She turned to leave, but stopped and looked back at him as he said, ‘Good night, Agnes, and sleep well in the knowledge that whatever it takes, I will see you reunited with the children. You have my word.’
 
 She frowned. ‘That is a kind sentiment but why are you helping me?’
 
 He met her gaze without blinking. ‘I told you, we have a mutual interest.’ Giving a half shrug, he added, ‘And also because I abhor injustice of any kind, and to place the fate of two innocent children in the hands of Tobias Ashby, and, I have no doubt, Septimus Turner, is an injustice. Pack only what you can carry and be ready to leave by noon. Good night.’
 
 As she reached her room, Agnes fell into a chair, physically drained. She stared at the empty fireplace, the autumn chill in the room winding around her like a cloak. She let out her breath, watching it steam in the light of the single candle.
 
 Leaning on her hand, she thought about the man who had come to her rescue.God sends his angels in strange guises, she thought. But then, God has many different kinds of angels, and there was less of Gabriel and far more of Michael in the man who had offered her his assistance. Was Daniel Lovell or Lucas or whatever he called himself the slayer of dragons and avenger that would defeat Satan?
 
 If she closed her eyes she could picture him, clad in black with his bright sword in his hand, facing a dragon. It would be fun to weave a tale for the children.
 
 At the thought of the children, she jerked awake. She had to pack. For herself she had little but the respectable petticoats and bodice she was wearing, some clean linen, and…
 
 She looked at the box of James’s possessions. Taking a deep breath, she knelt on the floor and opened it.
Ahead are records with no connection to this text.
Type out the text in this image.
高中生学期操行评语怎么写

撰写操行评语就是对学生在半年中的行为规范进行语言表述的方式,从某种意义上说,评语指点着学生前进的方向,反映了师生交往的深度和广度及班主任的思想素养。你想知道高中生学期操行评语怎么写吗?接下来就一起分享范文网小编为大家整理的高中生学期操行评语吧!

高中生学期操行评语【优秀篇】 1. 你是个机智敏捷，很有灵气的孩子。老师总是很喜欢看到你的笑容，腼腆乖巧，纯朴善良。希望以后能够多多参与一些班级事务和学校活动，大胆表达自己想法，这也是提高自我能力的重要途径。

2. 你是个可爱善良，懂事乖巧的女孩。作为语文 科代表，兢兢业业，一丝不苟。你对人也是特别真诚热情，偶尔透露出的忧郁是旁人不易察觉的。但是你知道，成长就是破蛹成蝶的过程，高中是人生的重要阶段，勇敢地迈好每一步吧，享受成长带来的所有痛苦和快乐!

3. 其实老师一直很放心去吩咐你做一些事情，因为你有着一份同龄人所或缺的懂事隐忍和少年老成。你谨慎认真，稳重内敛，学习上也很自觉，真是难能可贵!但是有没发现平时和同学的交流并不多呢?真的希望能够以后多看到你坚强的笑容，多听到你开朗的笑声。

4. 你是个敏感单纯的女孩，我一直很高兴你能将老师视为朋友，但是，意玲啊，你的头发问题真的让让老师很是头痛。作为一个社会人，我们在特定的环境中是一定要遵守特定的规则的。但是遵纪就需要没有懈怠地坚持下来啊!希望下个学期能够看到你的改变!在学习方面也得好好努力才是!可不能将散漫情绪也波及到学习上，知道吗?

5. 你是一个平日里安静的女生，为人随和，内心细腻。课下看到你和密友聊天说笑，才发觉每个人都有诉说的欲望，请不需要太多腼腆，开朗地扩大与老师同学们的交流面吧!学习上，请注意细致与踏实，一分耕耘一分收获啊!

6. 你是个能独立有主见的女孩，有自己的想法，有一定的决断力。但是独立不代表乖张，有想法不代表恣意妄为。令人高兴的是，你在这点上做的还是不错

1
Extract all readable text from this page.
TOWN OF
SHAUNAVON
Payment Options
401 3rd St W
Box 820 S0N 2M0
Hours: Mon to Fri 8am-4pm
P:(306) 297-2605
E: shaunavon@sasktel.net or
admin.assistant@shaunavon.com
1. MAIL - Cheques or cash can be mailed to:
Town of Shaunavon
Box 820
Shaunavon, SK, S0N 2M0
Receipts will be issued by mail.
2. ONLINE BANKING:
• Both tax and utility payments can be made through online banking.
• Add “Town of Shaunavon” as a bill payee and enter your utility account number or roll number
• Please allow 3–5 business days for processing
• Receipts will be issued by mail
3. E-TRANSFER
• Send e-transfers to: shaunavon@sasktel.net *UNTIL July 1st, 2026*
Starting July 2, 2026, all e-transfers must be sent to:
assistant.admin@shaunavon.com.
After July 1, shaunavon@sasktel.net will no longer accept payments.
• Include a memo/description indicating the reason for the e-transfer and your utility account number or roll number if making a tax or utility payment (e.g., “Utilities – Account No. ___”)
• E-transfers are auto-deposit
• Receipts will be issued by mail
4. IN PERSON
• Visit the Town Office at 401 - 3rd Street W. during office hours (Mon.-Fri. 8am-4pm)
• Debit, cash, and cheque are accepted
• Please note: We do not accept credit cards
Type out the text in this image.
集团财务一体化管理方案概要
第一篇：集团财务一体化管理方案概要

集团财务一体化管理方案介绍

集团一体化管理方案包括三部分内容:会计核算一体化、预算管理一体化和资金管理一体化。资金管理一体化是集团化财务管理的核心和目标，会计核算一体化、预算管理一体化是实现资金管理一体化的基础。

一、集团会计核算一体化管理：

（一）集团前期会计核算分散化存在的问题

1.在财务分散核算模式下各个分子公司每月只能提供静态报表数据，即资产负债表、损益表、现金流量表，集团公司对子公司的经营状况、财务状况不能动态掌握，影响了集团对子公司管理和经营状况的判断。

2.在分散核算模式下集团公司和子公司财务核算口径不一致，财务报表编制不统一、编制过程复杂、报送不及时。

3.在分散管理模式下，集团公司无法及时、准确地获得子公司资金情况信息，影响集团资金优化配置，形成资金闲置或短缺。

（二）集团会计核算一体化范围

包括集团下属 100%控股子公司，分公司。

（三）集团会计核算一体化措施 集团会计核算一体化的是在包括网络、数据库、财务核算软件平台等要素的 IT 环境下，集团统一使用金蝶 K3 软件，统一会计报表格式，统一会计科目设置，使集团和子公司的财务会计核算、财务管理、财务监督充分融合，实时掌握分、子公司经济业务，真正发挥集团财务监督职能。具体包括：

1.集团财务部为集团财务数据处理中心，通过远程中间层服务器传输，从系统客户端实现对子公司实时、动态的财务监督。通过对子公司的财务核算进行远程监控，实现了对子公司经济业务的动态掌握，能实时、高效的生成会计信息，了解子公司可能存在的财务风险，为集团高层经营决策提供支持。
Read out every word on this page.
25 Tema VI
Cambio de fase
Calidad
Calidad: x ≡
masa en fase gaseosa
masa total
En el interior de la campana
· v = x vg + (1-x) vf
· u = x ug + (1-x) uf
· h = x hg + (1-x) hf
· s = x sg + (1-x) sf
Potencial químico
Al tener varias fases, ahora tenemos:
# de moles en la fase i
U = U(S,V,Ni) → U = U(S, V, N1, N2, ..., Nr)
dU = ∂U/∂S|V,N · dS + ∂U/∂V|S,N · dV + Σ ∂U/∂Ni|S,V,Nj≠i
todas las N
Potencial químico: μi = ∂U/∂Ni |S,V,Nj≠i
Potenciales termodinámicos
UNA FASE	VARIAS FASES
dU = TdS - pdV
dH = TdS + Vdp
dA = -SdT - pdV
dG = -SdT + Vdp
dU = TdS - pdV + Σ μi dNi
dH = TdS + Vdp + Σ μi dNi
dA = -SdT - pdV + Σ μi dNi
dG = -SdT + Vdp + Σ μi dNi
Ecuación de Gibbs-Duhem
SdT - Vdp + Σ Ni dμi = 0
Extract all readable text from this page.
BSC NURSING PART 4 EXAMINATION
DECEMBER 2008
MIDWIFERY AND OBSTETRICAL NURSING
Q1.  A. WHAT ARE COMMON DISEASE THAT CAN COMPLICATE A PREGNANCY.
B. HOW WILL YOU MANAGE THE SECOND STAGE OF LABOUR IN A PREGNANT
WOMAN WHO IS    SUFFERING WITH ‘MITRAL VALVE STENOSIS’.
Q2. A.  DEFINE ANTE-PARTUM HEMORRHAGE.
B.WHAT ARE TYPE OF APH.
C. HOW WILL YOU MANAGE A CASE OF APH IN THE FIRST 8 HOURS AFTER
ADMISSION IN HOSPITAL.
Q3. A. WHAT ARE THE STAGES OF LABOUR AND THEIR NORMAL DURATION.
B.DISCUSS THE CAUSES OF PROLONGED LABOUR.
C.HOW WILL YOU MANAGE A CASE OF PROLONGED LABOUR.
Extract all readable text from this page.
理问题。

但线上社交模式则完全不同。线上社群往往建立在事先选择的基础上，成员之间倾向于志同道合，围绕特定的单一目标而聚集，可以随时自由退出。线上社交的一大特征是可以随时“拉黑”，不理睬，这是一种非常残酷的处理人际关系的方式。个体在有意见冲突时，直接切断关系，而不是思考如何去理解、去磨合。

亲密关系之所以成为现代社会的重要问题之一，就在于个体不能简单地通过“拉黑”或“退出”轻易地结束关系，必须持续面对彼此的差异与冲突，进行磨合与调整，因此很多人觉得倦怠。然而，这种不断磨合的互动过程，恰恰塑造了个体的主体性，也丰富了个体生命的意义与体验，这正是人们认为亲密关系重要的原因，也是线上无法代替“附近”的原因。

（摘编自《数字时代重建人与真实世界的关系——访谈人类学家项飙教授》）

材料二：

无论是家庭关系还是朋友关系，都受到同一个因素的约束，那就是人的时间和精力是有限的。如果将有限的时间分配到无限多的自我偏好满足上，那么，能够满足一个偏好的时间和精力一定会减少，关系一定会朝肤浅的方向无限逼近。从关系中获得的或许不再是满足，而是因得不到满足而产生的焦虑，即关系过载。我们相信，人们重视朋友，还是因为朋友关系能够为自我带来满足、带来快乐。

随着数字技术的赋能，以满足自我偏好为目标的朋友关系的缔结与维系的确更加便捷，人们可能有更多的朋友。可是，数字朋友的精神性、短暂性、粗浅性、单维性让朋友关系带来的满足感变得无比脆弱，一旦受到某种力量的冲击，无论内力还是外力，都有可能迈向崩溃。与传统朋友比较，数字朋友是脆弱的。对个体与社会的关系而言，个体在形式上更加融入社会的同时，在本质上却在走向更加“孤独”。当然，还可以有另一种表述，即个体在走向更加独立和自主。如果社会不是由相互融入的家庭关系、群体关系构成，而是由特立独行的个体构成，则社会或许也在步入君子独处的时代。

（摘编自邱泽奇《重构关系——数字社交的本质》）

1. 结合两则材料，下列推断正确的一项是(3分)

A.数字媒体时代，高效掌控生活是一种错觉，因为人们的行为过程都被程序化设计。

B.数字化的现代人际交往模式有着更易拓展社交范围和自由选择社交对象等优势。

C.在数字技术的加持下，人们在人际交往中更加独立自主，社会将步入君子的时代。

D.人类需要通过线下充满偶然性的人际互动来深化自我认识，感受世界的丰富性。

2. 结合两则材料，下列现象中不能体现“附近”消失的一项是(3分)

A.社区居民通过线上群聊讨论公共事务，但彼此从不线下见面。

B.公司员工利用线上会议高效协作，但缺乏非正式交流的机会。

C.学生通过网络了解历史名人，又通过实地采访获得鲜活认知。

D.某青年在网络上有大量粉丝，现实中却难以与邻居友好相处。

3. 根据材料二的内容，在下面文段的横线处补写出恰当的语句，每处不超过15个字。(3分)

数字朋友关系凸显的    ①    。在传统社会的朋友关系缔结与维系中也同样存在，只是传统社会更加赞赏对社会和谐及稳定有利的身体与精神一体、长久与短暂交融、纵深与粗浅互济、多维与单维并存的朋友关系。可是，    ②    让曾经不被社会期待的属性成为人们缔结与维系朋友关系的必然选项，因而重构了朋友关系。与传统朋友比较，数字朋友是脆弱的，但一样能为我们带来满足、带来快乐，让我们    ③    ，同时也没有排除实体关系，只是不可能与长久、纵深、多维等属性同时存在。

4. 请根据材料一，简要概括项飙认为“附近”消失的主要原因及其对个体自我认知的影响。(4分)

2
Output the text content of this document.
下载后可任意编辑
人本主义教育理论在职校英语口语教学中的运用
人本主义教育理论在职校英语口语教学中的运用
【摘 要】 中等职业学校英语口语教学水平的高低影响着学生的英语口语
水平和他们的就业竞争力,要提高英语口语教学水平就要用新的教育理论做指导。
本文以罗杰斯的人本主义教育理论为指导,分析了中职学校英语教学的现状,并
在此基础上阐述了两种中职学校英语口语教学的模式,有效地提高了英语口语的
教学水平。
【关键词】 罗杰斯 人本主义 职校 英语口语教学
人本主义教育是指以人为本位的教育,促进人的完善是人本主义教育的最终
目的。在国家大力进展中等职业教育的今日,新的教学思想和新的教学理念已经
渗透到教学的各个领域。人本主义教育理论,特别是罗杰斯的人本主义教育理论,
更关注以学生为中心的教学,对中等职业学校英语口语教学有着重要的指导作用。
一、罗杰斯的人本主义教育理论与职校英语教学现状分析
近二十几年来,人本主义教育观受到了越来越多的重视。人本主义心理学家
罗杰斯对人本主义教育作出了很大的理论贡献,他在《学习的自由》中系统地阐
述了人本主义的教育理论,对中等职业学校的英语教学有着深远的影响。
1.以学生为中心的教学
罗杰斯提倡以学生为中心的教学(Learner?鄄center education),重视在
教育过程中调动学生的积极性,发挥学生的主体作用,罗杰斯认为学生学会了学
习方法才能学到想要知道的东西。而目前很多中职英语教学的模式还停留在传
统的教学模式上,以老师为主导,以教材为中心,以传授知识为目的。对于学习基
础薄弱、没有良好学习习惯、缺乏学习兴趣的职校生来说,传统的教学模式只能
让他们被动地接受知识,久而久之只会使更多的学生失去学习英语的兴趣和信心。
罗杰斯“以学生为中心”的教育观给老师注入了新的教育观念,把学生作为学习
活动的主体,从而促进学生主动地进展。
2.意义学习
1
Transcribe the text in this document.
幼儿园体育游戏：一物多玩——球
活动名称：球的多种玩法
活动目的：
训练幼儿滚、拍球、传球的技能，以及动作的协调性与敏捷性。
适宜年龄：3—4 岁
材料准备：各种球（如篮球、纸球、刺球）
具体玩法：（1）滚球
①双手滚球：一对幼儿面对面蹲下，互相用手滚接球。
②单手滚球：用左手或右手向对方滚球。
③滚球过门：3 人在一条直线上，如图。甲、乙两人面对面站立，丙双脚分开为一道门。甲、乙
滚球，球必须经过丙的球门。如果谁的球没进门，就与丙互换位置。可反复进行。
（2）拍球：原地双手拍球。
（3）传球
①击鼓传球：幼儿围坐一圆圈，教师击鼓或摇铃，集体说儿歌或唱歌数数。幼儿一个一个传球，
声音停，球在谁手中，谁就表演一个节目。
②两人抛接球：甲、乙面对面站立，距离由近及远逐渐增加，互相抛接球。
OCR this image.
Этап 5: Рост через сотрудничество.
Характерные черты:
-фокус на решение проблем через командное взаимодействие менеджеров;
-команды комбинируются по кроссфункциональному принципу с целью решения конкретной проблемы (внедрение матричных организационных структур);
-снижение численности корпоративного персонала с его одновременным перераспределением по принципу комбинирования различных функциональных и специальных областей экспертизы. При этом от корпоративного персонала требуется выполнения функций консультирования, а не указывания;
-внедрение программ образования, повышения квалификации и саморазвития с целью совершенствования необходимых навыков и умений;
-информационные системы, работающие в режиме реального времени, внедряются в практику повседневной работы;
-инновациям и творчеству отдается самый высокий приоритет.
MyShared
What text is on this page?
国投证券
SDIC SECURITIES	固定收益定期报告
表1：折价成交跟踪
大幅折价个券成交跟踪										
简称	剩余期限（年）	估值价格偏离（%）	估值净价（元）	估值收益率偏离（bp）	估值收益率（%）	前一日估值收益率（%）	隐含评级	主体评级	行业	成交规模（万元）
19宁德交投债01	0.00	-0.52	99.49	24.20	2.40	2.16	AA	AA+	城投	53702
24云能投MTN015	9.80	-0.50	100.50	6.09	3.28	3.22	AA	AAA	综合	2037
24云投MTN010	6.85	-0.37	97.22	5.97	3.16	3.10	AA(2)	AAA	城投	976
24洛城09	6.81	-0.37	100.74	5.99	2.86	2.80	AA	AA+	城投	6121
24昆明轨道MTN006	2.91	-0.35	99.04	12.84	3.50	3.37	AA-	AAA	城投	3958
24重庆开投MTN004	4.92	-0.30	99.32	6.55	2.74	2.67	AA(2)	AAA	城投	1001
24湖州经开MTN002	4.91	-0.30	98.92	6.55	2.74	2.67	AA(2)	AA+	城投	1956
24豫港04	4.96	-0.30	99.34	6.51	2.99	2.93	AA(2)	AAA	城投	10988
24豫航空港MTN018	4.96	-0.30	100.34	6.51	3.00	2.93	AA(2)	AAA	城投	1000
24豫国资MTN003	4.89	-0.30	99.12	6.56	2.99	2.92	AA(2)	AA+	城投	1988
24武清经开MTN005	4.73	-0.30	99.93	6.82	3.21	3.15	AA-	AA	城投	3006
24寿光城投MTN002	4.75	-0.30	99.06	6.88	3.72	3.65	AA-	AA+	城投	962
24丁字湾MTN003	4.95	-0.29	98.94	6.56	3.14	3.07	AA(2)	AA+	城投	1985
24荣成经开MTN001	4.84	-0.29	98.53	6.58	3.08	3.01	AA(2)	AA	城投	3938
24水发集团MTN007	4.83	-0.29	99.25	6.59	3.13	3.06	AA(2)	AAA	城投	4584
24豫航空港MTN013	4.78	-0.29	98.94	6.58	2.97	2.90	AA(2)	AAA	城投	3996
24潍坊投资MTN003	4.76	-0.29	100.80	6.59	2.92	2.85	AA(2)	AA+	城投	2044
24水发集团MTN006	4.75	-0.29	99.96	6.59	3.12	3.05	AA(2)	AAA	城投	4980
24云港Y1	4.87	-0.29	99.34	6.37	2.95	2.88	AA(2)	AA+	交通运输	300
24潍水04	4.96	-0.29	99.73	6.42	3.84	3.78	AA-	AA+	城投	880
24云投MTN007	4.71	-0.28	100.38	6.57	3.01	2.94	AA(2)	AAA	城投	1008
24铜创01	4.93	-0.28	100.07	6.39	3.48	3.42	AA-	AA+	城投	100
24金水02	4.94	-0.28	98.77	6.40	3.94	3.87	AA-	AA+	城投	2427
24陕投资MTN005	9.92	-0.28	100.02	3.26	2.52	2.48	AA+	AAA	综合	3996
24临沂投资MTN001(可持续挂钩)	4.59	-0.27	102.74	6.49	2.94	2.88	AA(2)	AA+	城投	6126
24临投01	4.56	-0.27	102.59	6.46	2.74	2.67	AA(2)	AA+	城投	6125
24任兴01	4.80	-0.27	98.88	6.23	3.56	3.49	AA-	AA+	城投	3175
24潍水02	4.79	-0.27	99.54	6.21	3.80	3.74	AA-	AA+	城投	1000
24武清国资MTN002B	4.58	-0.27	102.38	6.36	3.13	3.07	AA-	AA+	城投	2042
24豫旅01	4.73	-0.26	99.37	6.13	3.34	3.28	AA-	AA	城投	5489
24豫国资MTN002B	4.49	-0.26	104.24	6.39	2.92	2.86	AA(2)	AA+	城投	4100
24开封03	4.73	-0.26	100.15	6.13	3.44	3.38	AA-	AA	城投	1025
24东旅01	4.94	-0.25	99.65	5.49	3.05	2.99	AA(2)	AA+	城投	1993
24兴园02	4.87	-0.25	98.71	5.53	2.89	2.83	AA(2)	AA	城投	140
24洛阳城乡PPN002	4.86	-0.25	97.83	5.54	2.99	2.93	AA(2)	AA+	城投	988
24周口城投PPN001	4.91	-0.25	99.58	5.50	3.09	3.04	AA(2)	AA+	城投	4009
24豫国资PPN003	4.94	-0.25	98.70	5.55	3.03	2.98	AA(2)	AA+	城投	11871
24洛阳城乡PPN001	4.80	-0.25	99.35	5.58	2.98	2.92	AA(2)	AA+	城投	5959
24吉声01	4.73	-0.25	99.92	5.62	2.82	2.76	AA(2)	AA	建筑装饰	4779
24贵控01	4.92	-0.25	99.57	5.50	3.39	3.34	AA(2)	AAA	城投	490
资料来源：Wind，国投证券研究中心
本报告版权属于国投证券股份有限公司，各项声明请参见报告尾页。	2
If it had been tidily packed, someone had been through it, throwing everything in higgledy-piggledy.
 
 She picked out a shirt, holding it to her face and breathing in James’s scent, still so redolent in the fabric. For a moment her courage failed her. However flawed, her life had been happy and comfortable. Now she had no home, no money, and no prospects. Her single thread of hope was a man with a past who called himself Daniel Lovell.
 
 Chapter 10
 
 ‘What do you mean, you want to come with me?’ Daniel put his hands on his hips and fixed Matt with a hard glare.
 
 Did everybody in London want his company?
 
 The urchin regarded him without blinking. ‘You’re a gentleman and I can learn to be your servant. I’d like that.’
 
 ‘It doesn’t suit me to have a servant, particularly one who looks and smells like you,’ Daniel replied.
 
 The boy’s mouth turned down at the corners and he looked down at his feet, where a long, blackened toenail protruded from the broken shoe.
 
 Daniel huffed out a sigh of exasperation and hunched down to look the boy in the eye. ‘Look, lad. I don’t know what’s waiting for me where I’m going and frankly, you would be in the way. You can’t come with me.’
 
 ‘But I’ve got no other life, Cap’n.’ The boy’s voice broke on the verge of tears.
 
 Daniel ran a hand over his eyes. Matt could be dead within a few years if he continued his hand-to-mouth existence on the streets, if not from illness or starvation, then the hangman’s noose. He sighed and rose to his feet.
 
 ‘If I can find a respectable job for you, will you promise me you’ll stick to it and not go back to thieving?’
 
 Matt frowned and shuffled his feet. ‘Who’d want me?’
 
 ‘I think I know just the person,’ Daniel said.
 
 He took the boy by the back of his filthy jerkin and propelled him toward the Old Bayly. Outside the Ship Inn, Matt struggled and squirmed in Daniel’s unrelenting grip.
 
 ‘You!’ Nan Marsh greeted the sight of the struggling youngster with crossed arms and a look on her face that would freeze the fires of Hell.
 
 ‘I believe you are acquainted with my young friend here,’ Daniel said.
 
 ‘What’d he do? Try to rob yer?’
 
 ‘No, nothing of the sort. I have a favour to ask of you, Mistress Marsh, and I can think of no one better to accomplish it. I will pay you well to subject this verminous creature to a hot bath accompanied by a dose of soap. I think underneath all that dirt is a good-hearted lad who would make a good pot boy.’
 
 The corner of Nan’s mouth twitched and for a moment Daniel thought she might smile. She looked up at him with a definite twinkle in her eye as Matt protested, ‘A pot boy, me? I don’t fink so!’
 
 Daniel lifted him off the ground and held him at arm’s length until the boy stopped struggling.
 
 Nan pushed her sleeves up and turned a gimlet eye on Matt. ‘Leave him to me. I’ll have ‘im so clean you won’t recognize him.’